The first was the completion of the Lake Marion water treatment plant in 2008. Legro said subsequent projects have pumped water to the towns of Santee, Elloree, Holly Hill and Harleyville.
“With the completion of the Dorchester reach project, 45.4 miles of water pipe will have been constructed, tested, flushed and disinfected, bringing clean drinking water to thousands of residents and hundreds of businesses in both counties,” he said.
There are plans to extend the system farther into the region when federal and local funds become available.
“The Charleston District is proud to partner with the Lake Marion Regional Water Agency and Santee Cooper to provide reliable, clean drinking water to Calhoun, Dorchester, Orangeburg and Berkley counties for both municipal and industrial consumptions,” Legro said. “We’ve enjoyed this partnership for over a decade. The relationship will bring a reliable source of potable water to the portions of five counties and six municipalities.”

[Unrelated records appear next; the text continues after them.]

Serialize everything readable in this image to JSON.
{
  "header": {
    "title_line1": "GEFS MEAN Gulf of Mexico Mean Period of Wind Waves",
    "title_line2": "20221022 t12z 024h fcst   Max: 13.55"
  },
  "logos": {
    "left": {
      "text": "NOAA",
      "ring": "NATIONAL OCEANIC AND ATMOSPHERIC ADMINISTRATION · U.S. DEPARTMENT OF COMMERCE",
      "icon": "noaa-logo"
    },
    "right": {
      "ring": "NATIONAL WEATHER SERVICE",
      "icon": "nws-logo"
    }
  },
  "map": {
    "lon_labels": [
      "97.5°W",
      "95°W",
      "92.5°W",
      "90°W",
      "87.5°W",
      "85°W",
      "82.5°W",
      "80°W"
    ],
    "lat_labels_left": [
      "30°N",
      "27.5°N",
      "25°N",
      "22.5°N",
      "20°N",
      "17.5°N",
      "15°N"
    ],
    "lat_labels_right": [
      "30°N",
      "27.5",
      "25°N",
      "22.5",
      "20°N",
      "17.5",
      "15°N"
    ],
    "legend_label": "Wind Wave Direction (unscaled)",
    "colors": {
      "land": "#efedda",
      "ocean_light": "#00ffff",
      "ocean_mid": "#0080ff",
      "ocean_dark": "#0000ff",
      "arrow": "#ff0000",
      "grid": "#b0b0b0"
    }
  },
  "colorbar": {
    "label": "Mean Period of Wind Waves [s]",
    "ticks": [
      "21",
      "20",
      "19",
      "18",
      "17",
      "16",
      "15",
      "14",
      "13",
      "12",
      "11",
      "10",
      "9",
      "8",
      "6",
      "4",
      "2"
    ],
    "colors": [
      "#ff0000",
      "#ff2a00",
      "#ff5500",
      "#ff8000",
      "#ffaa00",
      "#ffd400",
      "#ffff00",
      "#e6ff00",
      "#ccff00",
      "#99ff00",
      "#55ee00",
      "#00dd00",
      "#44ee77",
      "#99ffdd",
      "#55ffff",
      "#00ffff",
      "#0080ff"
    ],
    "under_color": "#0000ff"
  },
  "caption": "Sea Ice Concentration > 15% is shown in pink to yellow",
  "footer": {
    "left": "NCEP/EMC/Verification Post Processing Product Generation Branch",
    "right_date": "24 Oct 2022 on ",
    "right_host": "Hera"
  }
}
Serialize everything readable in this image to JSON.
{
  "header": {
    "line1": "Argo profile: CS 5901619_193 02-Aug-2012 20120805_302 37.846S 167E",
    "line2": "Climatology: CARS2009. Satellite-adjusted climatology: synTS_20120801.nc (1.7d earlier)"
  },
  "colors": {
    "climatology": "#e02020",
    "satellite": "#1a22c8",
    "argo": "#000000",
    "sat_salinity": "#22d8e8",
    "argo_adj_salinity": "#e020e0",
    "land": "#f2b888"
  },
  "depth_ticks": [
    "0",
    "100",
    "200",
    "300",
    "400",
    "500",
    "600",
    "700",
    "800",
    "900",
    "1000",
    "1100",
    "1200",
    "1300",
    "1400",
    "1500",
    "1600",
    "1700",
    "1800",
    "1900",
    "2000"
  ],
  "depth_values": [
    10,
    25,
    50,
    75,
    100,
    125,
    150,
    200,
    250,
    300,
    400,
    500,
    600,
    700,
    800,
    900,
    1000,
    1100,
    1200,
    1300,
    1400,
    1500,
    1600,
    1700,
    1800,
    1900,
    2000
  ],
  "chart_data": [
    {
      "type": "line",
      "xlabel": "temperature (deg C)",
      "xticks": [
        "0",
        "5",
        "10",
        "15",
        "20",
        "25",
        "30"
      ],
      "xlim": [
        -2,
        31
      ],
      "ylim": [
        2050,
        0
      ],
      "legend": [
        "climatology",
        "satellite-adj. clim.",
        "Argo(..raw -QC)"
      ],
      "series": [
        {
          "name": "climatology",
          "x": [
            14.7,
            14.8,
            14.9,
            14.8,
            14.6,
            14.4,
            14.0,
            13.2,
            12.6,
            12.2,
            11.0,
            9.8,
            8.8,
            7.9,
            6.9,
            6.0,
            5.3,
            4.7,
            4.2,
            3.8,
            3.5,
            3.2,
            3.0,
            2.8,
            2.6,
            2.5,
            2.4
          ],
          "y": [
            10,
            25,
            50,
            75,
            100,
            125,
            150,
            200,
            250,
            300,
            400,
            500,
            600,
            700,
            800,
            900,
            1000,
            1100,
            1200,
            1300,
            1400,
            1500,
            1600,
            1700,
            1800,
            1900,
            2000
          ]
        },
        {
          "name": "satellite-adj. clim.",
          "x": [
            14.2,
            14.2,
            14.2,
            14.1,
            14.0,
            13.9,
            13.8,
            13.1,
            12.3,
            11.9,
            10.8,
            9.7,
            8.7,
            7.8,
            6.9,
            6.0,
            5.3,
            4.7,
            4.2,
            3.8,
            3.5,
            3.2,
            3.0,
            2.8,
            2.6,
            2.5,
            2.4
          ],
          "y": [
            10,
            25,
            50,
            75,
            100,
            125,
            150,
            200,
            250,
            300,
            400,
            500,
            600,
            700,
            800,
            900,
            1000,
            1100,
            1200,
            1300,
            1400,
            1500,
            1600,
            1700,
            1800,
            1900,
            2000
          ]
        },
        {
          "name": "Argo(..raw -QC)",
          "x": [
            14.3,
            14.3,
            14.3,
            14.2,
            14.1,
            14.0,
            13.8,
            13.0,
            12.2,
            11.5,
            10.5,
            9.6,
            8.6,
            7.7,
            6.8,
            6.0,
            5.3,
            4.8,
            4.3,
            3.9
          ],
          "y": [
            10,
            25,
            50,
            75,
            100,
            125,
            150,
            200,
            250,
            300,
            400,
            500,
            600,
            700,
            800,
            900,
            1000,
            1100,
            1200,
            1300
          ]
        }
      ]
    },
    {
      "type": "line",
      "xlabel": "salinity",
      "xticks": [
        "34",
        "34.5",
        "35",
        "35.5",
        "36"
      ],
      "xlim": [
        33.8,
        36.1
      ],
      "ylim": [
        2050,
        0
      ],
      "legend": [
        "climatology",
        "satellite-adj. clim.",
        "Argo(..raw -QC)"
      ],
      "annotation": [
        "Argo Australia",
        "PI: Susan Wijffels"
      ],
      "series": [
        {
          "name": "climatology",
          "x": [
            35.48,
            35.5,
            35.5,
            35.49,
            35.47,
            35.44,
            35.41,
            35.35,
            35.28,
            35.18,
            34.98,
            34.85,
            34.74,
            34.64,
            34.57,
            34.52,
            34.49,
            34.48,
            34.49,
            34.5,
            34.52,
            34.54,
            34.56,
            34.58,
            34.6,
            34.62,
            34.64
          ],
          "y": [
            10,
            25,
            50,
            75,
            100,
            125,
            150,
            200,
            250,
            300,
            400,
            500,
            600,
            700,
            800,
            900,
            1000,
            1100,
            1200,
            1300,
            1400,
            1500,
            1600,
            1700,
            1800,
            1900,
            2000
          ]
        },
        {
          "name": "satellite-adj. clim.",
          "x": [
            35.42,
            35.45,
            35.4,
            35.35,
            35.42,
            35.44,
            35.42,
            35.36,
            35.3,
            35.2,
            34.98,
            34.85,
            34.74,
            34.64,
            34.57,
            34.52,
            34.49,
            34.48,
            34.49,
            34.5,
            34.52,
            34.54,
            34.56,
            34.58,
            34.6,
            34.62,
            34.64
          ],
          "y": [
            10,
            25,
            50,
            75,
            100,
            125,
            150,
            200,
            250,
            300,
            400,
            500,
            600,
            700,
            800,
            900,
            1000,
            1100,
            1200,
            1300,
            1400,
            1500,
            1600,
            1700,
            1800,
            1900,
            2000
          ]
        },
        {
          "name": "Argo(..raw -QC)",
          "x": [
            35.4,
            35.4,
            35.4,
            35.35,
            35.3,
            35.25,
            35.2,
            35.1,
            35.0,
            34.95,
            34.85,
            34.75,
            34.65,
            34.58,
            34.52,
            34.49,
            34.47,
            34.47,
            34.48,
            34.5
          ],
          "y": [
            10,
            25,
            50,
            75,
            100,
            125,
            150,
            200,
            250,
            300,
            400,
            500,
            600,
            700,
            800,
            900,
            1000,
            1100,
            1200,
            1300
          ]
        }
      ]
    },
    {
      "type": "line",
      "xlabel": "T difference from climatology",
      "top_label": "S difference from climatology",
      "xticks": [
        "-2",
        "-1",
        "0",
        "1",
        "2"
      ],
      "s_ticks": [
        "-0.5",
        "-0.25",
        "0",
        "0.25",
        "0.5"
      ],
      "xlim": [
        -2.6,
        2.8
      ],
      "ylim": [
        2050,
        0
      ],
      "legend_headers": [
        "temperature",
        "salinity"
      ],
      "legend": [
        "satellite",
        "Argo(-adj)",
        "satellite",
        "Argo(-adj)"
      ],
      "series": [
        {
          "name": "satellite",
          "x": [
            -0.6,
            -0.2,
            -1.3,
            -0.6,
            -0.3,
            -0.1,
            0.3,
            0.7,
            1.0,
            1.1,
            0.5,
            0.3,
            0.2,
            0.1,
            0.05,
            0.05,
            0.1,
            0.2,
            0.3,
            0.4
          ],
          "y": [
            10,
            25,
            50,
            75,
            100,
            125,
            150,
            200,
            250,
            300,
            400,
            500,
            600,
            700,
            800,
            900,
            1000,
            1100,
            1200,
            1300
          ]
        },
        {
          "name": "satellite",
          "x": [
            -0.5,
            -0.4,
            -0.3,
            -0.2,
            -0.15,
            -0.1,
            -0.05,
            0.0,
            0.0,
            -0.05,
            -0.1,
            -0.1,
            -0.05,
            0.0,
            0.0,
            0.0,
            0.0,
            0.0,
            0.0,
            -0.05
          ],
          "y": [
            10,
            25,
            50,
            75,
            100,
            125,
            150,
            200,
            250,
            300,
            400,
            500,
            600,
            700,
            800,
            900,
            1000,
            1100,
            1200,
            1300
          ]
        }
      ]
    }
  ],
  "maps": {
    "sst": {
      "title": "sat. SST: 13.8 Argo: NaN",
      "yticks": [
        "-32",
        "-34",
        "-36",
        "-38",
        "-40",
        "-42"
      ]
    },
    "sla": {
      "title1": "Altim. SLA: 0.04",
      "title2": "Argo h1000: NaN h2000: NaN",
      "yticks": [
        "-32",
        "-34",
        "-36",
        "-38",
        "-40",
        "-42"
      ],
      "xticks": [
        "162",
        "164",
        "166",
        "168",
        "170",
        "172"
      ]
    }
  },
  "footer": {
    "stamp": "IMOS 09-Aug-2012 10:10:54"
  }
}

Jay Byars, Dorchester County Council chairman said, “This is really an opportunity to start stepping forward into the future.”
“It represents opportunity for over 100,000 people in Calhoun, Orangeburg, Berkeley and Dorchester counties to realize the fruits of some hard labor to be able to get to this point,” Byars said. “It’s a great day in Dorchester County and this is an opportunity where we’re going to be able to provide safe and reliable water for our citizens.”
Byars said the project represents an opportunity for jobs to locate “close to home” in Dorchester County, for a better quality of life and for healthier families.
The project will provide water along Highway 78. That will improve fire protection with the installation of fire hydrants along that line and corridor, Byars said.
“It’s a great day in Dorchester County and we’re looking forward to the future,” Byars said.
Sixth District Congressman James E. Clyburn thanked the many partners who helped with the project over the past 10 years.
Clyburn noted that the availability of clean water will improve the lives of both young and old.
“I’m more interested than anything else in having a healthy workforce,” Clyburn said. “If you have the jobs and people are getting sick because they don’t have safe drinking water, what have you done?”
In addition, he wants to ensure that children in schools have good educational environments.
“I want to make sure that little children can sit in their classrooms in these school buildings and have clean water,” Clyburn said. “I want to make sure that those school buildings have water and sewer.”
He told the other elected officials in attendance to stay focused on economic development but, “it’s much, much better when the people are healthy.”
Jim Brogden, interim president and CEO of Santee Cooper, said the water project will bring on more customers which will lower overall costs.
According to The Post and Courier, the $10 million project will be paid for with $4.66 million from the Army Corps of Engineers, $3 million from the S.C. Rural Infrastructure Authority, $1 million from Santee Cooper, $400,000 from Dorchester County and other matching funds.
The 16- to 20-inch main will be capable of carrying 2 million gallons a day, enough to serve 25,000 people, according to the Post and Courier.